A metáfora utilizada como estratégia de persuasão, a arte de convencer, é recurso precioso, pois torna o telespectador interativo na decodificação das mensagens. Ele constrói o seu entendimento na percepção da associação dos comportamentos dos filmes com o seu universo. O eleitor, em casa, em qualquer canto do país, seja doutor ou lavrador, várias vezes ao dia, identifica o prefeito incompetente que vira a abelha irritante no ouvido ou ‘sapateia, sapateia’ e a cidade não cresce. Umberto Eco diz que ‘a comunicação publicitária fala uma linguagem já falada e exatamente por isso se torna compreensível’. Depois de ver na TV, na praça, o povo diz ‘O fulano (o prefeito) é igualzinho…’

Terreno fértil

Nessa campanha, o que é mais forte? A imagem ou a redação? A força da peça pode estar na simbiose da mensagem icônica (da imagem) e da mensagem escritural (o texto escrito). Segundo Luiz Carlos Yasbeck, em A arte dos slogans, ‘Barthes vai levantar a necessidade de estudar o conjunto texto/imagem quando afirma que uma das operações mais importantes se dá nessa confluência. Assim, o texto escrito ou fornece a chave do sentido, conduzindo a leitura da imagem, ou a destaca em relevo, explicando-a, guiando a interpretação’.

Segundo o autor, a imagem traz vários significados, o texto dá unidade e o sentido da campanha chega claro, intencional. E aqui, especificamente, cruel. O rei está nu.

Se a publicidade pode transformar o relógio em jóia, o morro em condomínio de luxo, ou vender às mulheres frascos expressos de capital juventude, a campanha das eleições de 2008 esclarece, educa, estimula o raciocínio e promove o esclarecimento sobre administrações equivocadas e capengas. A possibilidade de mudança no cenário das prefeituras favorece os candidatos que não estão na administração, promove a reflexão para que as pessoas prestem mais atenção na política e que, se a safra de prefeitos e vereadores é ruim, está na hora de mudar.

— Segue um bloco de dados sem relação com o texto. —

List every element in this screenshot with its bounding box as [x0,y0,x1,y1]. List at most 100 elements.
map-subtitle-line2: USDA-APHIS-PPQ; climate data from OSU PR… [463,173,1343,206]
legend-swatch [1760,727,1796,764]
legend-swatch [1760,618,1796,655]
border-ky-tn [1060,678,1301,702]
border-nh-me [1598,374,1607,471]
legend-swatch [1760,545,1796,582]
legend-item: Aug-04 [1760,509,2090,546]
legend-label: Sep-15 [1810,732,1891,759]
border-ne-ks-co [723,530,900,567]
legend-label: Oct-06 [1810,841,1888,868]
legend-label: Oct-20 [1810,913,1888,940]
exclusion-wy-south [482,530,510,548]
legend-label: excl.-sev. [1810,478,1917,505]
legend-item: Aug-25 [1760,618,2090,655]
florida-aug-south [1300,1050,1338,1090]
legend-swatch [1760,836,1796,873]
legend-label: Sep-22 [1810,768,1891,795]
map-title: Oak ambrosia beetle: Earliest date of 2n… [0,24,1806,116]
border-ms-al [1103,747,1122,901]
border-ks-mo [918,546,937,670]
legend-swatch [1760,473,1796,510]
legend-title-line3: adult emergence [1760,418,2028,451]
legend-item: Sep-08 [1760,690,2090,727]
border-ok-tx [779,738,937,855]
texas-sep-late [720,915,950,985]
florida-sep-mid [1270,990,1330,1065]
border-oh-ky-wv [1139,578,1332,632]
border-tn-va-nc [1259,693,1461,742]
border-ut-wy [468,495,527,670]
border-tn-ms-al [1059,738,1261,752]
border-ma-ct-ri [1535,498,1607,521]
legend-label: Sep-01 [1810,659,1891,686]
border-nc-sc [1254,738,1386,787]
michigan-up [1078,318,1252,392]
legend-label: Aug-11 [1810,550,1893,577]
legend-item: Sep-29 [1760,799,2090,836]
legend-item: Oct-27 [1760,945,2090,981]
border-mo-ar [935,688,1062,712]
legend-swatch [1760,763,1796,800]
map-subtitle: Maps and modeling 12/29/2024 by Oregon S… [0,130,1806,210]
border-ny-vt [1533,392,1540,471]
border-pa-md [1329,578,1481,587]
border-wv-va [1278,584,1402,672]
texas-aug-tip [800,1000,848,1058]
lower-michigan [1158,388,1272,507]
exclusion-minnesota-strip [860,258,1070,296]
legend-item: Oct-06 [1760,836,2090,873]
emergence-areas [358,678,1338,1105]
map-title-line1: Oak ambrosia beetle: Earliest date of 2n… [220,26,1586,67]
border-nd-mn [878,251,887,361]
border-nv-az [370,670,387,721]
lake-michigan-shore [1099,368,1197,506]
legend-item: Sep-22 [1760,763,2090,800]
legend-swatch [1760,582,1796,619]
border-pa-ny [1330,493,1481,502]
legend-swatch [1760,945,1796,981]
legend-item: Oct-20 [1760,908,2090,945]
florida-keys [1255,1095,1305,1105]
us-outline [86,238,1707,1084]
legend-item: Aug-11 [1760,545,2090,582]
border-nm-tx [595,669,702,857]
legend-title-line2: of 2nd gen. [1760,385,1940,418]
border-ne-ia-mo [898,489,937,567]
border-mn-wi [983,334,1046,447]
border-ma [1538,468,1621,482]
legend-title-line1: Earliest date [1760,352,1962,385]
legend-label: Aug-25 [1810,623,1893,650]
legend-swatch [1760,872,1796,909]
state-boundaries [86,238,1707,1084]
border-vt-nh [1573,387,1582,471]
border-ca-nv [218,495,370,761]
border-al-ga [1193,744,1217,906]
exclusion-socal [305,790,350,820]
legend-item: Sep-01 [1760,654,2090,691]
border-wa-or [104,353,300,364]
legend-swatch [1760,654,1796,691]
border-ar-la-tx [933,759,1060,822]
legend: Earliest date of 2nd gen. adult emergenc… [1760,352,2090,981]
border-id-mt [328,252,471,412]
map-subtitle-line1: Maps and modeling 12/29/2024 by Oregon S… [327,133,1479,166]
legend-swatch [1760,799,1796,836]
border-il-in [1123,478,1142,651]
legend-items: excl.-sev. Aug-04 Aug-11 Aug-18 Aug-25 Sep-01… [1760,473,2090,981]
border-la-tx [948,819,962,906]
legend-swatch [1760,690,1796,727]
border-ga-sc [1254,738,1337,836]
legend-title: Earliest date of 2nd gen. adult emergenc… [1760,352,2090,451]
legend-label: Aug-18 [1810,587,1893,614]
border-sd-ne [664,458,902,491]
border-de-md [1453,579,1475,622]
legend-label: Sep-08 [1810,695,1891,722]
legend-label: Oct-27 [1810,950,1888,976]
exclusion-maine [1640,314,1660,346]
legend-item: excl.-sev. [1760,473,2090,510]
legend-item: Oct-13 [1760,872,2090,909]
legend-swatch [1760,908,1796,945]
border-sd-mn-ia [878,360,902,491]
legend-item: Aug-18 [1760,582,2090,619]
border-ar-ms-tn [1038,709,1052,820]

A análise remete ao estímulo ou mensagem oculta para votar em candidatos que não estão no poder. Não se deve prestigiar os que estão nos gabinetes, na ciranda da comparação, no foco, na visibilidade da lente? E comparar com nova possibilidade de governo, de renovação, é terreno fértil na preparação do eleitorado para as eleições em 5 de outubro. E para a votação de presidente em 2010.

Políticos chegam como cometas, de tempo em tempo, viram abelhas no ouvido, fazem o povo andar em círculos, sapateiam para lá e para cá e só nos emocionam.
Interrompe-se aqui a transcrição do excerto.